Volatility clustering refers random or persistent nature of how market results drift together.
The ARCH/GARCH family models were used to examine the behavior of the volatility of the return. Factors like the weekend/holiday effect, leverage effects, and asymmetric response to news were looked at more closely. The GARCH model is a more generalized model of the ARCH model first introduced by professor, Robert Engle in 1982 to explain the volatility of inflation rates. The model is considered to be more appropriate for modeling high frequency financial assets and market return data. There are several versions of the GARCH model that have been proposed over the years. The ARCH process uses two equations, the mean and the variance equations. The model indicates that the conditional variance of a shock at time t is a function of the squares of past shocks, where the conditional variance needs to be nonnegative. The nonnegative aspect indicates that a positive or negative market move will result in a big increase in conditional variance. This process captures the conditional variance of financial market returns and it uses the assumption that today's conditional variance is a weighted average of past squared unexpected returns. Because ARCH model are difficult to estimate and has lagged forecasts, the GARCH model was proposed. It adds autoregressive terms to the equation and focuses on the time-varying variance of the distribution of returns.

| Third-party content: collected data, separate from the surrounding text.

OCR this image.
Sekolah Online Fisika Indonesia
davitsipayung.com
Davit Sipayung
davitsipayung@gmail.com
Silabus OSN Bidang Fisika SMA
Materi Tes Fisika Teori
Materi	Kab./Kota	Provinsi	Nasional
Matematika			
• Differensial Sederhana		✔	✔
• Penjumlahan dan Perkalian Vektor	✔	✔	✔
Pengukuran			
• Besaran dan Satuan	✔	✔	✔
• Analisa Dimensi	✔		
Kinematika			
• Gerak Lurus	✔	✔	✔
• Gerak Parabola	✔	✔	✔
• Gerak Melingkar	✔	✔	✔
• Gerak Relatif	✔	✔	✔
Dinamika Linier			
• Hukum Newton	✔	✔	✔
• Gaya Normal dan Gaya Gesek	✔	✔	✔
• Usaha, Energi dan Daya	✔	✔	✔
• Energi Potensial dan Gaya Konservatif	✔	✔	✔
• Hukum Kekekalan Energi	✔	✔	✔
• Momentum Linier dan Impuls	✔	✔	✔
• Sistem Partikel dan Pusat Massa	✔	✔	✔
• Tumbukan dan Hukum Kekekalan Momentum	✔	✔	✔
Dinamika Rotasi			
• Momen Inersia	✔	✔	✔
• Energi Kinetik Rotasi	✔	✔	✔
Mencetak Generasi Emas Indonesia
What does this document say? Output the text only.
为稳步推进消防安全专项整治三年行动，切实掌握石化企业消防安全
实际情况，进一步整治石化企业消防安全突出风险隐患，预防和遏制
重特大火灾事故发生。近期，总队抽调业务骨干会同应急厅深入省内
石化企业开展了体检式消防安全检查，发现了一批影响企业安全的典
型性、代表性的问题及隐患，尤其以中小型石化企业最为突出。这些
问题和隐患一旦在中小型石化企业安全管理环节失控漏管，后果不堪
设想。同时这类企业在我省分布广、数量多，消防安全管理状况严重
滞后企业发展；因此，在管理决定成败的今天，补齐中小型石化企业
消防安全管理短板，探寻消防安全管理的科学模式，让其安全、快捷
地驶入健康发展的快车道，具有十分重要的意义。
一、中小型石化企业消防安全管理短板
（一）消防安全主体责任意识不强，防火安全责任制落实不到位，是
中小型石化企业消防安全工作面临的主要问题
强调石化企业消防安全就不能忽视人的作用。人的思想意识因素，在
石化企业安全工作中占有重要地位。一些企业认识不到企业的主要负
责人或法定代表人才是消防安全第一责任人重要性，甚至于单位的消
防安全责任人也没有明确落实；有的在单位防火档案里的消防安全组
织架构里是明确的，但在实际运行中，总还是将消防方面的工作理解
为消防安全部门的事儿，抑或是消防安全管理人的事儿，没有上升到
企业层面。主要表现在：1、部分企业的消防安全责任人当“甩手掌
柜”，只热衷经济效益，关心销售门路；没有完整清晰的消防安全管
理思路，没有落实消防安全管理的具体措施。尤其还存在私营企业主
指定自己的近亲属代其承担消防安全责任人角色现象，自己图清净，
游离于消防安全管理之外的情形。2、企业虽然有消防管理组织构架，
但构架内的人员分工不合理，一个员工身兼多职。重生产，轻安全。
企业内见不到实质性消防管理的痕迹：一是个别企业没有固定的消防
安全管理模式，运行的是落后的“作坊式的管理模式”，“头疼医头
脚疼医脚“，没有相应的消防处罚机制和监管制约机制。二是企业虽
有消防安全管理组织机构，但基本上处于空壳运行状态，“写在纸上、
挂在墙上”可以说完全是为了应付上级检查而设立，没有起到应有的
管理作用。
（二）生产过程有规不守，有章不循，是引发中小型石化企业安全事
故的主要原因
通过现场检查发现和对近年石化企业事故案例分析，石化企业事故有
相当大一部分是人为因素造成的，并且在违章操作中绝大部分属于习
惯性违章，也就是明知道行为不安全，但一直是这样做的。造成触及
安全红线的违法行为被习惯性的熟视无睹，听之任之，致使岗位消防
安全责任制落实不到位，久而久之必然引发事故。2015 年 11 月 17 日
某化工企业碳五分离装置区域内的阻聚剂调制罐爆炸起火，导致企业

Past studies suggest that volatility of returns is much higher in falling markets than it is in a rising market. That is the response to bad news has proven to be a greater magnitude that that of goods new in a market. In other words, the response to "good- news and "bad- news does not have a symmetric effect. This concept is referred to as the leverage effect. The asymmetric GARCH models are used to examine these leverage effects. Our authors chose to look at the TARCH and E-GARCH models.